Ce que l’on sait par exemple du vaccin contre la grippe saisonnière, c’est que son NNH pour la fièvre est de  1 sur 125.

Dans le cas du Comirnaty®, il est de 1 fois sur 10 pour les plus de 50 ans et un peu moins d’1 fois sur 7 pour les plus jeunes.
Le NNH des autres effets indésirables retenus de ce vaccin, bien que peu graves, est aussi remarquable, ne serait-ce que pour les plus de  55 ans : 1 sur 3 pour la fatigue, 1 sur 4 pour les céphalées et les douleurs musculaires, 1 sur 5 pour les frissons et 1 sur 8 pour les douleurs articulaires.
Tous ses effets indésirables a priori peu graves sont à prendre néanmoins au sérieux dés lors qu’ils apparaitront chez des  personnes fragiles, âgées et/ou à risque.

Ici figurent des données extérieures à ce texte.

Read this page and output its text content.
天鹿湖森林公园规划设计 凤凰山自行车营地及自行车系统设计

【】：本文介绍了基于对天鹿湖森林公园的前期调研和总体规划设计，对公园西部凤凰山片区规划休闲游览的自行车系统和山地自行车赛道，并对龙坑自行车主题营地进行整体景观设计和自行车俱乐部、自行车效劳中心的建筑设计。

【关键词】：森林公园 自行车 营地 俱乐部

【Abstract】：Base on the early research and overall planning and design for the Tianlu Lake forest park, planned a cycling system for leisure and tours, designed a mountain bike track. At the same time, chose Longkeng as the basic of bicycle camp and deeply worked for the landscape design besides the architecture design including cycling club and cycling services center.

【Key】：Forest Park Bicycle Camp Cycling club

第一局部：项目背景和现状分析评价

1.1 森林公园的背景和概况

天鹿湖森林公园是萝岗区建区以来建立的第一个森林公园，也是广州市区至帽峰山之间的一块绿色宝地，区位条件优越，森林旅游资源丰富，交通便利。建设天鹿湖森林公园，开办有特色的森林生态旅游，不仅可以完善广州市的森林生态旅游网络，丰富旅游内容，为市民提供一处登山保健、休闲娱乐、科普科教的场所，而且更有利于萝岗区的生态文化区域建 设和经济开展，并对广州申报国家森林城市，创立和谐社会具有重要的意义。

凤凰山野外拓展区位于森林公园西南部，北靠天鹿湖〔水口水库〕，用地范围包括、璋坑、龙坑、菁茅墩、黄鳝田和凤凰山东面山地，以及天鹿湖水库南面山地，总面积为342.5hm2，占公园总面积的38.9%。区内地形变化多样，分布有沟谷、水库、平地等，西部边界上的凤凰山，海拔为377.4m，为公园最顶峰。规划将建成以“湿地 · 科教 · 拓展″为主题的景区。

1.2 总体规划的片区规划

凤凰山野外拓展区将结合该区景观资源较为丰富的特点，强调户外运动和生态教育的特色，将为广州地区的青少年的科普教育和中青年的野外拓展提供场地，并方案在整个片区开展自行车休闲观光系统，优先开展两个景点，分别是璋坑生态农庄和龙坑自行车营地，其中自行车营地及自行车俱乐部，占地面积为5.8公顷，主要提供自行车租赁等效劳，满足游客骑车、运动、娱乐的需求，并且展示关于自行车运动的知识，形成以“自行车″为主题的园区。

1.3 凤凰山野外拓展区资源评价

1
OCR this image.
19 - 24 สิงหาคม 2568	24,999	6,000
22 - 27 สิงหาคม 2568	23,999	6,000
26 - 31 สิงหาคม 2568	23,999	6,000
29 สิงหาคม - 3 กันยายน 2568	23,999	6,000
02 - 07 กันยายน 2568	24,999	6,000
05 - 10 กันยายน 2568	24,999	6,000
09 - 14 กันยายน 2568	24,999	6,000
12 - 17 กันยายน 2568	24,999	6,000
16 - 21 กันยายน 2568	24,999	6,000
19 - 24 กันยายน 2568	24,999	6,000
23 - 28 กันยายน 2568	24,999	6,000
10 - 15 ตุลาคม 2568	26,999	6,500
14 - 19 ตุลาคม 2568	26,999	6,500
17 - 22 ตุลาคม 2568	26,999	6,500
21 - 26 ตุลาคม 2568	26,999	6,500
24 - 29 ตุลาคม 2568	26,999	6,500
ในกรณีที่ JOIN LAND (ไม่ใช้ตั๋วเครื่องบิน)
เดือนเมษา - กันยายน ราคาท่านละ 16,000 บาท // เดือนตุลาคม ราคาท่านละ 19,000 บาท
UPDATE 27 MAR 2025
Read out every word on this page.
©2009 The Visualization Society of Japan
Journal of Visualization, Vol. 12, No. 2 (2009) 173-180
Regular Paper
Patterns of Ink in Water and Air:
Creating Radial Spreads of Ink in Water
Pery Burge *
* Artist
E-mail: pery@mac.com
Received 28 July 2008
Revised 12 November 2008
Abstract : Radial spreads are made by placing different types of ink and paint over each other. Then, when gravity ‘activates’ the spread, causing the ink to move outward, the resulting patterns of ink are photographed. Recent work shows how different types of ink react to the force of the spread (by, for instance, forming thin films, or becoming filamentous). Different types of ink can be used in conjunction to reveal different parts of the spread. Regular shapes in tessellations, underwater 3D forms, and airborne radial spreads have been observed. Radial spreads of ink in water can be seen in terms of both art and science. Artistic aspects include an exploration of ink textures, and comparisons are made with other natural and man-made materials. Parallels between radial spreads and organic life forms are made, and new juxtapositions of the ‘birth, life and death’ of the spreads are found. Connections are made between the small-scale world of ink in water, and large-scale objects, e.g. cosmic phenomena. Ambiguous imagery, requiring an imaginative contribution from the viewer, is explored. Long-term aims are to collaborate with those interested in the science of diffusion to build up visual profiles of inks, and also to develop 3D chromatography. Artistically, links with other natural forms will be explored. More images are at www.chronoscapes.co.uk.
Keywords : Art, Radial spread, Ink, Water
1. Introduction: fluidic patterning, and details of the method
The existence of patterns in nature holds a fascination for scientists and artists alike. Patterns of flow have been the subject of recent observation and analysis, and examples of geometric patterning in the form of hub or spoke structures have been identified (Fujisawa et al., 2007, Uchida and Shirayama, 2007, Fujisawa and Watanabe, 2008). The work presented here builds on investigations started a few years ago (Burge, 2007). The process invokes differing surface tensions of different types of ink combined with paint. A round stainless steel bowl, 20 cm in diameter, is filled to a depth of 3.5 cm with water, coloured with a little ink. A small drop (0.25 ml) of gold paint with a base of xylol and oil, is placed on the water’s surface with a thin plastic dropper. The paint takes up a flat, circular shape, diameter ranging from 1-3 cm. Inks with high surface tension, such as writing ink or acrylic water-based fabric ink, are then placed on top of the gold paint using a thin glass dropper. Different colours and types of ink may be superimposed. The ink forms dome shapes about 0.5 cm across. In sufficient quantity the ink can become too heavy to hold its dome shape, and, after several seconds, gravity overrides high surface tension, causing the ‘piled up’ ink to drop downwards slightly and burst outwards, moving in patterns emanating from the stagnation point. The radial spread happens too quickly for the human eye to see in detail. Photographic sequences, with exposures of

Au total, on peut dire que le tozinaméram, nom réel en dénomination commune internationale du Comirnaty® a une efficacité toute relative et probablement beaucoup d’effets indésirables peu graves, ce que confirme la revue indépendante Prescrire dans son dernier éditorial : prudence d’abord devant les incertitudes de ce nouveau produit de santé et transparence dans les informations en direction de tous ceux qui souhaitent ou non se faire vacciner.